To those of you who love a child who will be carried in another mother’s womb, longing for the day they will be tucked into your arms and not just your heart: You can do this. The yearning will be worth the fulfillment to come. You are brave and strong and able.

To those of you who never held your tiny babies and to those of you who have held the lifeless body of a baby you longed for, a baby you labored to deliver: You are not forgotten.  I see you.  I grieve with you.  I celebrate you, too, because you are a mommy still and always.

To those of you who have buried your own mother and feel the weight of a day with no one to thank: I commend you for your perseverance in your despair and encourage you in your sadness. There is no shame in your grief today. You are her daughter always.

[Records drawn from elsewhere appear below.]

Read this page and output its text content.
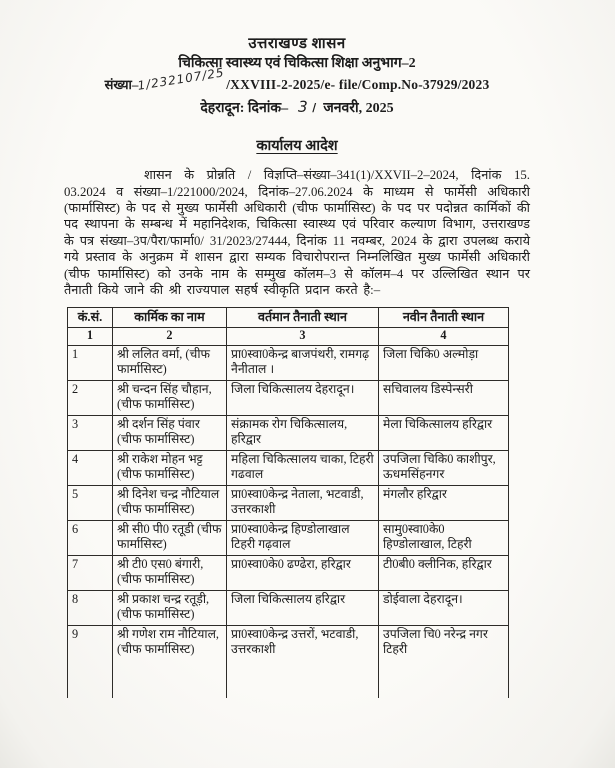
उत्तराखण्ड शासन
चिकित्सा स्वास्थ्य एवं चिकित्सा शिक्षा अनुभाग–2
संख्या–1/232107/25/XXVIII-2-2025/e- file/Comp.No-37929/2023
देहरादून: दिनांक– 3। जनवरी, 2025
कार्यालय आदेश

शासन के प्रोन्नति / विज्ञप्ति–संख्या–341(1)/XXVII–2–2024, दिनांक 15. 03.2024 व संख्या–1/221000/2024, दिनांक–27.06.2024 के माध्यम से फार्मेसी अधिकारी (फार्मासिस्ट) के पद से मुख्य फार्मेसी अधिकारी (चीफ फार्मासिस्ट) के पद पर पदोन्नत कार्मिकों की पद स्थापना के सम्बन्ध में महानिदेशक, चिकित्सा स्वास्थ्य एवं परिवार कल्याण विभाग, उत्तराखण्ड के पत्र संख्या–3प/पैरा/फार्मा0/ 31/2023/27444, दिनांक 11 नवम्बर, 2024 के द्वारा उपलब्ध कराये गये प्रस्ताव के अनुक्रम में शासन द्वारा सम्यक विचारोपरान्त निम्नलिखित मुख्य फार्मेसी अधिकारी (चीफ फार्मासिस्ट) को उनके नाम के सम्मुख कॉलम–3 से कॉलम–4 पर उल्लिखित स्थान पर तैनाती किये जाने की श्री राज्यपाल सहर्ष स्वीकृति प्रदान करते है:–

कं.सं.	कार्मिक का नाम	वर्तमान तैनाती स्थान	नवीन तैनाती स्थान
1	2	3	4
1	श्री ललित वर्मा, (चीफ फार्मासिस्ट)	प्रा0स्वा0केन्द्र बाजपंथरी, रामगढ़ नैनीताल ।	जिला चिकि0 अल्मोड़ा
2	श्री चन्दन सिंह चौहान, (चीफ फार्मासिस्ट)	जिला चिकित्सालय देहरादून।	सचिवालय डिस्पेन्सरी
3	श्री दर्शन सिंह पंवार (चीफ फार्मासिस्ट)	संक्रामक रोग चिकित्सालय, हरिद्वार	मेला चिकित्सालय हरिद्वार
4	श्री राकेश मोहन भट्ट (चीफ फार्मासिस्ट)	महिला चिकित्सालय चाका, टिहरी गढवाल	उपजिला चिकि0 काशीपुर, ऊधमसिंहनगर
5	श्री दिनेश चन्द्र नौटियाल (चीफ फार्मासिस्ट)	प्रा0स्वा0केन्द्र नेताला, भटवाडी, उत्तरकाशी	मंगलौर हरिद्वार
6	श्री सी0 पी0 रतूडी (चीफ फार्मासिस्ट)	प्रा0स्वा0केन्द्र हिण्डोलाखाल टिहरी गढ़वाल	सामु0स्वा0के0 हिण्डोलाखाल, टिहरी
7	श्री टी0 एस0 बंगारी, (चीफ फार्मासिस्ट)	प्रा0स्वा0के0 ढण्ढेरा, हरिद्वार	टी0बी0 क्लीनिक, हरिद्वार
8	श्री प्रकाश चन्द्र रतूड़ी, (चीफ फार्मासिस्ट)	जिला चिकित्सालय हरिद्वार	डोईवाला देहरादून।
9	श्री गणेश राम नौटियाल, (चीफ फार्मासिस्ट)	प्रा0स्वा0केन्द्र उत्तरों, भटवाडी, उत्तरकाशी	उपजिला चि0 नरेन्द्र नगर टिहरी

And to all of you in all of your various phases of life: Know that the Lord has placed the children that are in your life there for a purpose. He knows they need something you have to offer, and you need something they have to give.  So rest easy, weary momma of a sleepless newborn.  Deep breaths, overwhelmed mommy of needy little ones.  Grieve deeply, mom of little ones in the arms of Jesus and rejoice in the coming reunion at the end of days.  Love passionately, moms who are “mom” to every child in your life and none of your own womb.

Look up, not sideways, all you women.  You do not know the intricacies of the story of the woman next to you. You do not know her sorrow or her joy.  Encourage her.  Smile at her.  Shake her hand.  Hug her neck.  Thank her for just being her.  And thank her for being a mother to someone somewhere in some way, because she is.